Nel tavolo TL3 ogni gamba funge da montante, in questo caso blocco unico quasi completamente tornito ad esclusione del punto in cui si aggancia all'elemento traversa orizzontale, ove conserva la sezione quadrata. Il massimo viluppo, sebbene a diversa scala, di questo reticolo spaziale è raggiunto da Albini nel Salone d'Onore alla X Triennale di Milano del '54, ove i montanti, costituiti da tralicci da ponteggio, sorreggono in basso le bacheche espositive, prolungandosi poi a formare una grande struttura che lascia sospeso a mezz'aria l'introverso involucro per l'auditorium temporaneo. Nel reticolo orizzontale di cavi che, in molti allestimenti, racchiude quasi immaterialmente lo spazio, può essere riconosciuta una ulteriore e conseguente caratteristica spaziale albiniana, declinata in molteplici suggestioni: con fitti cavi sospesi ad un vertice, appoggiati a mezz'aria ad una struttura poligonale e tenuti in tensione da contrappesi sferici che sfiorano il pavimento nell'allestimento del Centro Internazionale delle Arti e del Costume a Palazzo Grassi nel '52; con veli di garza bianca alla mostra di Arte Decorativa a Stoccolma del 1953; con setti di carta da parati che scendono a raggi era da un vertice comune ruotando e scostandosi l'uno dall'altro nella sala La storia della bicicletta nel '51. Simili soluzioni in forma di raggiera, a determinare una forte tensione spaziale, possono essere ritrovate nella casa a Somma Lombardo (i travetti in legno nel tetto della torre cilindrica), o nel museo del Tesoro di San Lorenzo a Genova (le costolature orizzontali del soffitto).

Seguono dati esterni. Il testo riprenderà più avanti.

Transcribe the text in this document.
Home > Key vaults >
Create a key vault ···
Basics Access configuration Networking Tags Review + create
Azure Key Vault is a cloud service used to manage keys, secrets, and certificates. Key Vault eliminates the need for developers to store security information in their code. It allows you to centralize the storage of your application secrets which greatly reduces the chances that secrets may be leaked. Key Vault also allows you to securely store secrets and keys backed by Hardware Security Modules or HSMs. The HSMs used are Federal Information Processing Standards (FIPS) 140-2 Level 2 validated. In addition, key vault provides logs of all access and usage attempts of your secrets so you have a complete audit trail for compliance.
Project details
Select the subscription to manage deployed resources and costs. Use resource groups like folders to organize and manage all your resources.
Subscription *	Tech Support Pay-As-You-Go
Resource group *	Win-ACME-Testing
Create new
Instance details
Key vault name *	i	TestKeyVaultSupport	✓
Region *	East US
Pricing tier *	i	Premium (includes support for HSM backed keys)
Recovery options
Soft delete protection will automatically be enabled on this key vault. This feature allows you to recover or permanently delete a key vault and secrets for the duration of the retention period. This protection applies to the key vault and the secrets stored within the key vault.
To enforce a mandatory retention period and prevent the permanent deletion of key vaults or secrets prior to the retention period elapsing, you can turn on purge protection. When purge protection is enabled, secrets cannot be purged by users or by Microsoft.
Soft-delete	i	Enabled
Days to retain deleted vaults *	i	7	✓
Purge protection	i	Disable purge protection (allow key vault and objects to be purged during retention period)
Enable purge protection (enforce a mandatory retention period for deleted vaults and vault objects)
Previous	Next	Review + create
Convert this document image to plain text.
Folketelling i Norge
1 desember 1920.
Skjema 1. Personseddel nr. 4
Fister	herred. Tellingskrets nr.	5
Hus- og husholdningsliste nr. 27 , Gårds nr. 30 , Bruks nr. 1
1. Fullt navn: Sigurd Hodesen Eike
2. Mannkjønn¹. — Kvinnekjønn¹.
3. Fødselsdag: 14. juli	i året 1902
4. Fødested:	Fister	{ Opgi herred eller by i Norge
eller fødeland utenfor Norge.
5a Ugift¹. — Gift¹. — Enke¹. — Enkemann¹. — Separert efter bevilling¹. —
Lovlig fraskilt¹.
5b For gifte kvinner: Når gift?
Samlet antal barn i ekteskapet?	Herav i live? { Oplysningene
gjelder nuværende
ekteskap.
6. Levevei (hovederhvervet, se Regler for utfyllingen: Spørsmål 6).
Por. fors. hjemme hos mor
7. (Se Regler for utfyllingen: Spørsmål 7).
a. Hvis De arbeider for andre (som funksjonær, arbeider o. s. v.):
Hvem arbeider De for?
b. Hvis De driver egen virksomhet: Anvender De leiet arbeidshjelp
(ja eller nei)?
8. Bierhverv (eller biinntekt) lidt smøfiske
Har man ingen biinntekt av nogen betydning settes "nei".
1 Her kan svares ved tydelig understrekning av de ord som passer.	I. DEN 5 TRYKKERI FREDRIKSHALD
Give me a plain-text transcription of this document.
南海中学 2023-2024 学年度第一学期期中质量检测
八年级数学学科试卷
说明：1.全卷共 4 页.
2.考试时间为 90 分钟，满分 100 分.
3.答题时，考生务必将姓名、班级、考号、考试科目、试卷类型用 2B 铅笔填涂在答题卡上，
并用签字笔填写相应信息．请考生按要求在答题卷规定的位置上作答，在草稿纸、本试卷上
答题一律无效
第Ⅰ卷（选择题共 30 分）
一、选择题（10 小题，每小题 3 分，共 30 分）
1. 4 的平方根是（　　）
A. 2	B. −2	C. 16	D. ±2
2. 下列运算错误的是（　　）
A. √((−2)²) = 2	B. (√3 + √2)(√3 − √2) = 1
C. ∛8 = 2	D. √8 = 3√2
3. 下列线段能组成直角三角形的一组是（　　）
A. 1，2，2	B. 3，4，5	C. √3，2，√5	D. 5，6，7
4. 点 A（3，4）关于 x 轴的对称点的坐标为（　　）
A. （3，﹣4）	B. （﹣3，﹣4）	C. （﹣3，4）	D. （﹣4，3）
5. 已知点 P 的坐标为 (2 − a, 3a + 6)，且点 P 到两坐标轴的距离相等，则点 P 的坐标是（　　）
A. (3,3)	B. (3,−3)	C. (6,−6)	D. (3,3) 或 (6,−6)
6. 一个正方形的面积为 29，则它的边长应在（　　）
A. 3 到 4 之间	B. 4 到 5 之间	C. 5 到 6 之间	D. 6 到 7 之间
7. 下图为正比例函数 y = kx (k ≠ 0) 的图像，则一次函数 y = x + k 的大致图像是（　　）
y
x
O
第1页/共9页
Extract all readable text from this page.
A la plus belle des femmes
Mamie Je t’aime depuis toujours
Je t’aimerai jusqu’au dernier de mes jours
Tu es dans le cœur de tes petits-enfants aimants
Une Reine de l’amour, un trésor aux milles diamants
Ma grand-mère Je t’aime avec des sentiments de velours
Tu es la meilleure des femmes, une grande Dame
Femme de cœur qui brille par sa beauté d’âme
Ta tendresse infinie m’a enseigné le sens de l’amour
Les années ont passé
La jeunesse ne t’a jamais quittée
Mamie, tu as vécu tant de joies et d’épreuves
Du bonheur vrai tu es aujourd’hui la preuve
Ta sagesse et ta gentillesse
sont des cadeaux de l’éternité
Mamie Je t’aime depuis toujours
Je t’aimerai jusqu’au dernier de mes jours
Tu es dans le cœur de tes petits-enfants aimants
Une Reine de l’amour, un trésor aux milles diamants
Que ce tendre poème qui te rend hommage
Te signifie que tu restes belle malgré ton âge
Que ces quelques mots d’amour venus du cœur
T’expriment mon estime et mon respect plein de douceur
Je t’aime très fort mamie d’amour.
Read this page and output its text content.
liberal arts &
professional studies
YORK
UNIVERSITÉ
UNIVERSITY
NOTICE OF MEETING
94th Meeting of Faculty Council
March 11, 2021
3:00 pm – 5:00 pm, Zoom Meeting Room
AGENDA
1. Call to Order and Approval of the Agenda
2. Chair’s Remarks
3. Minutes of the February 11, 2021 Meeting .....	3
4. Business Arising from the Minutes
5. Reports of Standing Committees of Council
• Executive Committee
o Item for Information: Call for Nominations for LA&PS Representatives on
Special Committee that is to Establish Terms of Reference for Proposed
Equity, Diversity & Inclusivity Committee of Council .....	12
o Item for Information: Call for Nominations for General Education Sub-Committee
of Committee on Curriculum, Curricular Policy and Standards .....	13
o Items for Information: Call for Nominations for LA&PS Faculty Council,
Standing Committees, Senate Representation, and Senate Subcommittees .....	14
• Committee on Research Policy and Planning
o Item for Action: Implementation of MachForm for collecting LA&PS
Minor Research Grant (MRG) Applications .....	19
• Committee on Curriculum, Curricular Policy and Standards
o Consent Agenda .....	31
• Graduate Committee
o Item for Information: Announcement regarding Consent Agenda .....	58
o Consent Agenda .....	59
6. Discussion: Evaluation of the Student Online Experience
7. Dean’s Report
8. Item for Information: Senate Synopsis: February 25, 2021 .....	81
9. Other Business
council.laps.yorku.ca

Per finire poi una ennesima innovazione nella concezione di Albini è individuabile nel "sospendere persone e oggetti", non soltanto esplicitamente (ripiani, espositori, scale, passerelle, poltrone), ma anche implicitamente all'interno di ogni singolo oggetto: nella poltrona Fiorenza, ad esempio, il sedile è appeso con cinghie alla struttura; nella sedia Adriana le due parti che compongono sedile e schienale sono anch'esse unite da cinghie; nella sdraio a dondolo (reinterpretazione della chaise-longue di Le Corbusier) la tela che regge la persona è legata al telaio con corde intrecciate, il cuscino è sospeso ad un contrappeso; infine nelle poltrone Margherita e Gala la persona è sollevata su di un'improbabile struttura a fasce in canna d'India curvata.